Mockmma



Hunter Monroe wrote:
> John,
>
> Please let me know if you can share the lisp files for Maxima compatibility
> with Mathematica. 
>
> If anyone wants to try out Mockmma please free to check out the sourceforge
> project and share your experience. Soon I will be posting a few tweaks to
> wxMaxima that will let you see the Mathematica-style command line.
>
> Would "Maximatica" be a better name than "Mockmma"?
>
> Hunter
>
> -----Original Message-----
> From: John Lapeyre [mailto:pdl at johnlapeyre.com] 
> Sent: Friday, June 05, 2009 3:02 PM
> To: Hunter Monroe; maxima at math.utexas.edu
> Subject: Re: Mockmma
>
>   
>> Would you have any objection to me including your Mathematica 
>> compatibility tools for maxima in a sourceforge project? This project 
>> would develop a capability to translate Mathematica files into .mac 
>> files and provide a Mathematica-style command line. This could also 
>> build on Mockmma and work by Andrei Siver which has been discussed on 
>> the maxima mailing list. A modest first objective might be to handle 
>> the Combinatorica package created by Pemmaraju and Skiena (who hold
>>     
> copyright).
>
> Yes, you are certainly welcome to use it. I suddenly got an opportunity for
> a new, more demanding, job and have not touched the project for some time.
>
> I think I only posted the perl version. In the meantime I put a lot of work
> into modifiying Richards' parser (mostly because I was learning lisp) to
> replace this perl, because it was so slow. I also began to recode many
> compatibility functions in lisp, because I had a difficult time getting the
> maxima language to behave like I wanted it to. My proof of concept goal was
> to take a real-world collection of routines and get the translator and
> compatibility functions to such a state that they could translate this
> particular collection. I actually made a good bit of progress to that end.
> However, as Richard pointed out, some of the most interesting and powerful
> features of Mma are very difficult or impossible to duplicate, so such a
> project has this large inherent limitation.

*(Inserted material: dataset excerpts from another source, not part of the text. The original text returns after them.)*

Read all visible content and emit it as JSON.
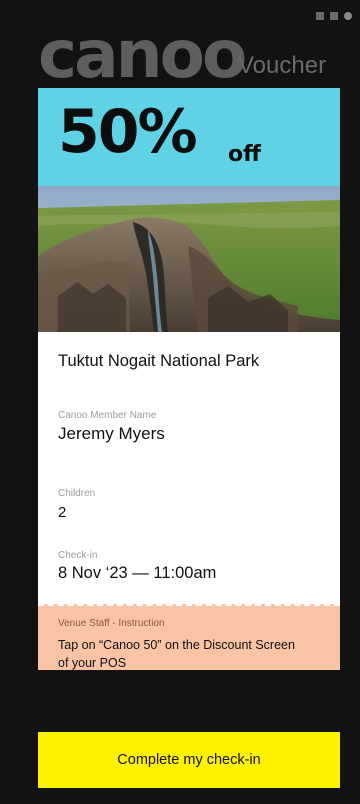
{
  "brand": {
    "logo_text": "canoo",
    "voucher_label": "Voucher"
  },
  "offer": {
    "value": "50%",
    "suffix": "off",
    "banner_color": "#5fd2e6"
  },
  "park": {
    "name": "Tuktut Nogait National Park"
  },
  "member": {
    "label": "Canoo Member Name",
    "value": "Jeremy Myers"
  },
  "children": {
    "label": "Children",
    "value": "2"
  },
  "checkin": {
    "label": "Check-in",
    "value": "8 Nov ‘23 — 11:00am"
  },
  "instructions": {
    "label": "Venue Staff - Instruction",
    "text": "Tap on “Canoo 50” on the Discount Screen of your POS",
    "color": "#f9c3a6"
  },
  "cta": {
    "label": "Complete my check-in",
    "color": "#fff200"
  },
  "icons": {
    "status": "status-dots-icon",
    "photo": "canyon-landscape-image"
  }
}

But, I imagine there is a good
> bit of application code, like the example that I was working on, that does
> not used these interesting features.
>
> I can send some of these other things, if you are interested.
>
> thanks,
> John
>
>
>
>
>
>
>
> _______________________________________________
> Maxima mailing list
> Maxima at math.utexas.edu
> http://www.math.utexas.edu/mailman/listinfo/maxima
> .
>
>   
Just a word of caution.
 So far maxima is not threatening to other CAS systems and can function 
just fine.  I would be somewhat worried about lawsuits if names and 
codes are very close to commercial CAS systems.  This is especially true 
in the US where the people who evaluate the validity of this or that 
software don't have much expertise, and those with sufficient funds can 
usually intimidate others. 
  For instance, the fairly trivial definitions used in Interval  
arithmetic have been patented  (in a completely unfair way).  This has 
caused more than a few implementers  using  Interval Analysis to keep 
their software from being consipicuously made available. 

 A  discussion related to these kinds of 'porting' issues took place on 
this list some time ago in regard to ideas of porting algorithms in the 
"Numerical Recipes" books to maxima--even though many of those 
algorithms were not original to Numerical Recipes.  They were simply 
encoded in various high level languages and published in the Numerical 
Recipes books.

Why not keep the Mockmma name for awhile to see how it goes?